- Abbreviation: VDGs

Agency overview
- Formed: 1996
- Volunteers: 4,153

Jurisdictional structure
- Operations jurisdiction: Jammu and Kashmir, India
- Governing body: Jammu and Kashmir Police
- General nature: Local civilian police;

Operational structure
- Elected officer responsible: Amit Shah, Ministry of Home Affairs;
- Agency executive: Nalin Prabhat, IPS, Director General of Police;
- Parent agency: Government of Jammu & Kashmir
- Districts: List Kathua ; Samba ; Udhampur ; Reasi ; Rajouri ; Poonch ; Doda ; Ramban ; Kishtwar ;

Notables
- Significant Village Defence: Patrolling, Area Domination, Surveillance;

= Village Defence Guards =

Armed villagers groups in Jammu and Kashmir

Village Defence Guards (VDGs) formerly known as Village Defence Committees is a civilian militia first established in the mid-1990s in Indian-administered Jammu and Kashmir for the self-defence of locals, especially minorities such as Hindus, Sikhs and vulnerable section of Muslims in remote hilly villages against militancy. It consist of villagers as well as police officers.
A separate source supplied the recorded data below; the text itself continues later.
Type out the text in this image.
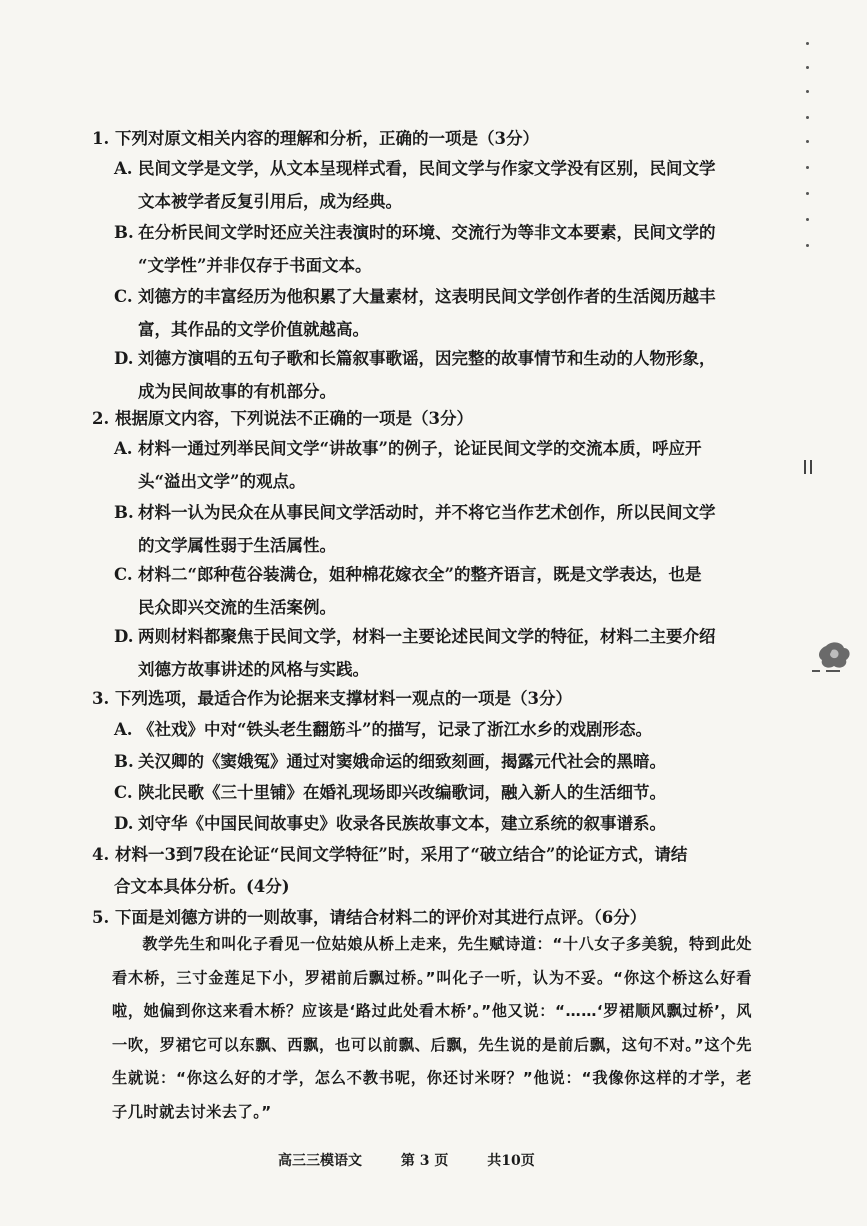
1. 下列对原文相关内容的理解和分析，正确的一项是（3分）
A. 民间文学是文学，从文本呈现样式看，民间文学与作家文学没有区别，民间文学
文本被学者反复引用后，成为经典。
B. 在分析民间文学时还应关注表演时的环境、交流行为等非文本要素，民间文学的
“文学性”并非仅存于书面文本。
C. 刘德方的丰富经历为他积累了大量素材，这表明民间文学创作者的生活阅历越丰
富，其作品的文学价值就越高。
D. 刘德方演唱的五句子歌和长篇叙事歌谣，因完整的故事情节和生动的人物形象，
成为民间故事的有机部分。
2. 根据原文内容，下列说法不正确的一项是（3分）
A. 材料一通过列举民间文学“讲故事”的例子，论证民间文学的交流本质，呼应开
头“溢出文学”的观点。
B. 材料一认为民众在从事民间文学活动时，并不将它当作艺术创作，所以民间文学
的文学属性弱于生活属性。
C. 材料二“郎种苞谷装满仓，姐种棉花嫁衣全”的整齐语言，既是文学表达，也是
民众即兴交流的生活案例。
D. 两则材料都聚焦于民间文学，材料一主要论述民间文学的特征，材料二主要介绍
刘德方故事讲述的风格与实践。
3. 下列选项，最适合作为论据来支撑材料一观点的一项是（3分）
A. 《社戏》中对“铁头老生翻筋斗”的描写，记录了浙江水乡的戏剧形态。
B. 关汉卿的《窦娥冤》通过对窦娥命运的细致刻画，揭露元代社会的黑暗。
C. 陕北民歌《三十里铺》在婚礼现场即兴改编歌词，融入新人的生活细节。
D. 刘守华《中国民间故事史》收录各民族故事文本，建立系统的叙事谱系。
4. 材料一3到7段在论证“民间文学特征”时，采用了“破立结合”的论证方式，请结
合文本具体分析。(4分)
5. 下面是刘德方讲的一则故事，请结合材料二的评价对其进行点评。（6分）
教学先生和叫化子看见一位姑娘从桥上走来，先生赋诗道：“十八女子多美貌，特到此处看木桥，三寸金莲足下小，罗裙前后飘过桥。”叫化子一听，认为不妥。“你这个桥这么好看啦，她偏到你这来看木桥？应该是‘路过此处看木桥’。”他又说：“……‘罗裙顺风飘过桥’，风一吹，罗裙它可以东飘、西飘，也可以前飘、后飘，先生说的是前后飘，这句不对。”这个先生就说：“你这么好的才学，怎么不教书呢，你还讨米呀？”他说：“我像你这样的才学，老子几时就去讨米去了。”
高三三模语文	第 3 页	共10页
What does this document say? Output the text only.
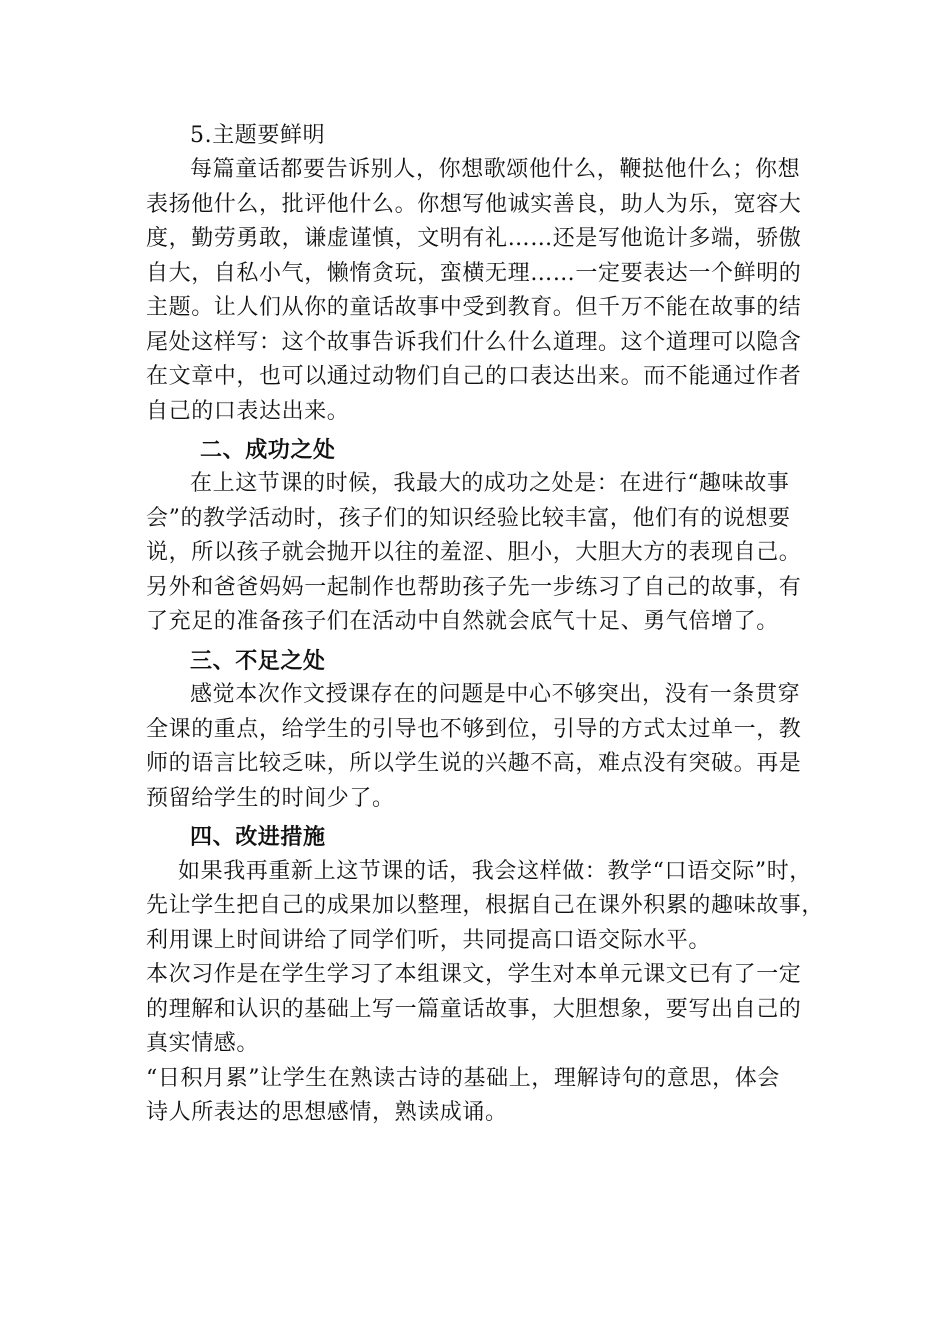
5.主题要鲜明
每篇童话都要告诉别人，你想歌颂他什么，鞭挞他什么；你想
表扬他什么，批评他什么。你想写他诚实善良，助人为乐，宽容大
度，勤劳勇敢，谦虚谨慎，文明有礼……还是写他诡计多端，骄傲
自大，自私小气，懒惰贪玩，蛮横无理……一定要表达一个鲜明的
主题。让人们从你的童话故事中受到教育。但千万不能在故事的结
尾处这样写：这个故事告诉我们什么什么道理。这个道理可以隐含
在文章中，也可以通过动物们自己的口表达出来。而不能通过作者
自己的口表达出来。
二、成功之处
在上这节课的时候，我最大的成功之处是：在进行“趣味故事
会”的教学活动时，孩子们的知识经验比较丰富，他们有的说想要
说，所以孩子就会抛开以往的羞涩、胆小，大胆大方的表现自己。
另外和爸爸妈妈一起制作也帮助孩子先一步练习了自己的故事，有
了充足的准备孩子们在活动中自然就会底气十足、勇气倍增了。
三、不足之处
感觉本次作文授课存在的问题是中心不够突出，没有一条贯穿
全课的重点，给学生的引导也不够到位，引导的方式太过单一，教
师的语言比较乏味，所以学生说的兴趣不高，难点没有突破。再是
预留给学生的时间少了。
四、改进措施
如果我再重新上这节课的话，我会这样做：教学“口语交际”时，
先让学生把自己的成果加以整理，根据自己在课外积累的趣味故事，
利用课上时间讲给了同学们听，共同提高口语交际水平。
本次习作是在学生学习了本组课文，学生对本单元课文已有了一定
的理解和认识的基础上写一篇童话故事，大胆想象，要写出自己的
真实情感。
“日积月累”让学生在熟读古诗的基础上，理解诗句的意思，体会
诗人所表达的思想感情，熟读成诵。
VDGs are specifically trained to confront the terrorists who infiltrates from Pakistan. This militia effectively supplies crucial information to the police, thwarting acts of mayhem by the terrorists.

==History==
The first VDC was set up under Shesh Paul Vaid when he was a Superintendent of Police (SP) in Bagankote village, Udhampur district (now Reasi district) in 1995.
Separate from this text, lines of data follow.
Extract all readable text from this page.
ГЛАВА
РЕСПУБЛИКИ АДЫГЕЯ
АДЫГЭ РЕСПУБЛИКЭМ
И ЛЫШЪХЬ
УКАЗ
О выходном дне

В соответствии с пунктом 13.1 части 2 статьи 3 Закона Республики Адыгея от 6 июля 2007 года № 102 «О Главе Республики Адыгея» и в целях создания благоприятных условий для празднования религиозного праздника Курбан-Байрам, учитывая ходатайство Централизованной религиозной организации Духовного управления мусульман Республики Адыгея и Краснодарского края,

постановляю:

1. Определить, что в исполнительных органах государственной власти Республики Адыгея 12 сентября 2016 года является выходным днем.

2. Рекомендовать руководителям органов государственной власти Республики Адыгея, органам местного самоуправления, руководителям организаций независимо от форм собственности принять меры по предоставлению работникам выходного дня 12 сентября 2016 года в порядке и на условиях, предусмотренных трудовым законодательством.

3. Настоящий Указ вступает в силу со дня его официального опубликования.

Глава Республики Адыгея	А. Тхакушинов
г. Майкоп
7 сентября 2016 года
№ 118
As recently as 2019, the Jammu and Kashmir Police (JKP) set up new VDCs in Kishtwar district, which has over 3,251 VDC members out of which 800 are armed. In Jammu and Kashmir, there were 4,125 VDCs as of December 2019. The Indian Army conducts training camps for VDCs consisting of weapons training and intelligence gathering basics. On 15 September 2019, the Army trained VDCs in Doda sector. They were mainly set up to protect Hindus and Muslims.

Following the killing of a Kashmiri-Hindu Sarpanch in June 2020, former Director General (DGP) of Jammu and Kashmir Police Shesh Paul Vaid said that Hindus and Muslims could be armed and Village Defence Committees could be set up with proper planning. As of 28 February 2023, there are over 100 men armed and provided weapons training in Dhangri, Rajouri.

==Organisation==

===Equipment===
The VDG are equipped with weapons like the L1A1 Self-Loading Rifle, replacing Lee-Enfield rifles.